Я кивнула, ожидая, что сейчас она перейдет к главному. Думала, что эта договоренность о квартирах – прелюдия перед разговором о произошедших событиях. Но она встала и пошла к двери.
Оставшись одна, я вдруг занервничала. Я уже привыкла к контакту с Элеонорой на уровне обмена приветствиями и нашим мимолетным, ни к чему не обязывающим встречам в коридоре или на кухне. Мы жили рядом как соседи, все было просто и ясно. И вот теперь наши отношения потеряли и простоту, и ясность.
Поскольку Элеонора отдавала мне квартиру большей площади, я чувствовала себя перед ней в долгу, и мне это мешало. Но еще больше мне мешало, что я на это охотно пошла. Великодушие Элеоноры в квартирном вопросе не уравновешивало ее чудовищное, ненавистное мне бессердечие по отношению к нашей матери. Я не могла и не хотела с ним примириться.
При этом возник вопрос: мы будем меняться квартирами навсегда или это лишь на какое-то время? Такой важный вопрос нельзя было оставлять в тумане. Элеонора, как я слышала через дверь, была на кухне, и я отправилась к ней.
* * *Она собиралась пить чай.
– Нам нужно еще кое-что обсудить, – сказала я. – Можно это прямо сейчас?
– Можно, – ответила она и улыбнулась.
Что-то двинулось во мне из-за этой улыбки, и мои мысли перескочили с квартирного вопроса на мою болевую точку.
– Почему ты была такой жестокой с матерью? – спросила я.
– Какой ответ ты хочешь – короткий или подробный?
– Каким бы он ни был. Я хочу тебя понять.
– Иногда все можно понять с одного слова, а иногда и тысячи слов мало, – сказала она, и была права. – Сколько ты готова слушать?
– Сколько потребуется.
– Давай я сначала отвечу тебе коротко. У меня на руках был другой больной, и я не могла его оставить.
Это была неожиданная причина, но она не сбила меня с толку, и я спросила о том, что меня больше всего возмущало:
– И что, ты разве не могла сообщить об этом матери?
– Не могла.
Мы молча смотрели друг на друга. Смотрели, можно сказать, довольно спокойно, если принимать во внимание обстоятельства. Без подробностей все же было не обойтись.
– Кто был тот больной, которого ты не могла оставить? – спросила я, хотя уже догадывалась, о ком шла речь.
– Федор, – все так же невозмутимо сказала она. Можно было подумать, что Федор тогда простудился.
– Что с ним случилось? – спросила я.
Она назвала болезнь, от которой умирают. А дальше последовали подробности, которые требовали новых подробностей.
* * *Наш первый разговор длился несколько часов, пока мы обе не выдохлись. В последующие дни к нему добавлялись все новые порции. В результате сложилась подробная история событий, где были ответы на многие вопросы, которыми я задавалась во время поиска своей пропавшей сестры.

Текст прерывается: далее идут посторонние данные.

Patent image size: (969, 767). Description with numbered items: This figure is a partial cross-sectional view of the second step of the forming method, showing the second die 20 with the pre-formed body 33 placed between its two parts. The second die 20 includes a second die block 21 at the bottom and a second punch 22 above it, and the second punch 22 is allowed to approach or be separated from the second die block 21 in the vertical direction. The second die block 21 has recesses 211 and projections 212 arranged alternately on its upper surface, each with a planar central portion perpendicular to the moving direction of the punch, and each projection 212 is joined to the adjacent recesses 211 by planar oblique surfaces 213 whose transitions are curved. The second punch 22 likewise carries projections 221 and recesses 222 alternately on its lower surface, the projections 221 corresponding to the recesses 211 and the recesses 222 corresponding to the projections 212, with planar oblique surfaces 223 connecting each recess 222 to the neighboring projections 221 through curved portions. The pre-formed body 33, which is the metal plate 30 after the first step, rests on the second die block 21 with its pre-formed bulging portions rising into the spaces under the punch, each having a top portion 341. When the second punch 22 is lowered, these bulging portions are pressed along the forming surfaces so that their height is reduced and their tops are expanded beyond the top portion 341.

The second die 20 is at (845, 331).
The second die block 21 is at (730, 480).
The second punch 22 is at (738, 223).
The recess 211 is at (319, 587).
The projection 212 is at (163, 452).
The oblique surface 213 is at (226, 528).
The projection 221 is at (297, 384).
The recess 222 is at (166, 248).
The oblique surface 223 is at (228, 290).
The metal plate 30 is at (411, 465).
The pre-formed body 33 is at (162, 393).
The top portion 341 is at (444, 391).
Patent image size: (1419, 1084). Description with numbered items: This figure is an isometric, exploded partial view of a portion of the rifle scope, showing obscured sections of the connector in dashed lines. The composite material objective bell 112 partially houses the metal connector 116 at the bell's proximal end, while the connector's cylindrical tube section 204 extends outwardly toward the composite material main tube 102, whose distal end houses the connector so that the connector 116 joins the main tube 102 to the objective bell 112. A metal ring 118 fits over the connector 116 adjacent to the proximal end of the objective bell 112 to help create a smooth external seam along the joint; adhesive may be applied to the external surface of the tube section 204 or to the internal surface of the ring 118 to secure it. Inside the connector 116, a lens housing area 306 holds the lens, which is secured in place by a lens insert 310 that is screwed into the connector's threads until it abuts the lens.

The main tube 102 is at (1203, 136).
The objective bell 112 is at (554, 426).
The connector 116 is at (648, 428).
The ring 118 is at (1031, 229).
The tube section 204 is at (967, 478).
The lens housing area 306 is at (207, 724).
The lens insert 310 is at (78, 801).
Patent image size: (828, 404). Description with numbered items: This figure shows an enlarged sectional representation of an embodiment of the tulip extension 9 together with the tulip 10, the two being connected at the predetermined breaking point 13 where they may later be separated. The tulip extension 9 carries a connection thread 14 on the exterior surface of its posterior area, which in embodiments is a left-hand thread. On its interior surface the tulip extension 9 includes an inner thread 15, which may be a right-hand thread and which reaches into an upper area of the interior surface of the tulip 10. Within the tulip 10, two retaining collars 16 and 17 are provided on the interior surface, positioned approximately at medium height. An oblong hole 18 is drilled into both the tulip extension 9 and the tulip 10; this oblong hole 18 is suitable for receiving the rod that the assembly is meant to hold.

Элеонора больше рассказывала мне о Федоре, чем о себе. Сначала я сопротивлялась, но потом поняла, что в этом был резон. Она вошла в поток жизни Федора, и этот поток унес ее далеко от ее будней и вместе с тем от ее близких, в том числе от меня. Так что, рассказывая о Мочкине, Элеонора, в сущности, рассказывала и о себе. Его поиск смысла своей жизни стал началом перемен в ее собственной. Отсюда ее желание излагать произошедшее шире, чем побег из серых будней в красочную тусовку. Для них обоих все было намного серьезнее: они пошли на разрыв с образом жизни, делающим ее бессмысленной.
Я думаю, что и мне не обойтись здесь без биографии Федора, если я хочу не только изложить ход событий, ворвавшихся вдруг и в мою жизнь, но и осмыслить их суть. А это как раз и было моей целью, когда решила о них написать. Рассказ моей сестры о преобразовании застенчивого мальчика Феди в учителя жизни Мокшафа я передам своими словами и добавлю к нему диалоги, которые возникали между нами, когда я что-то не понимала в утверждениях Элеоноры или сомневалась в их соответствии действительности.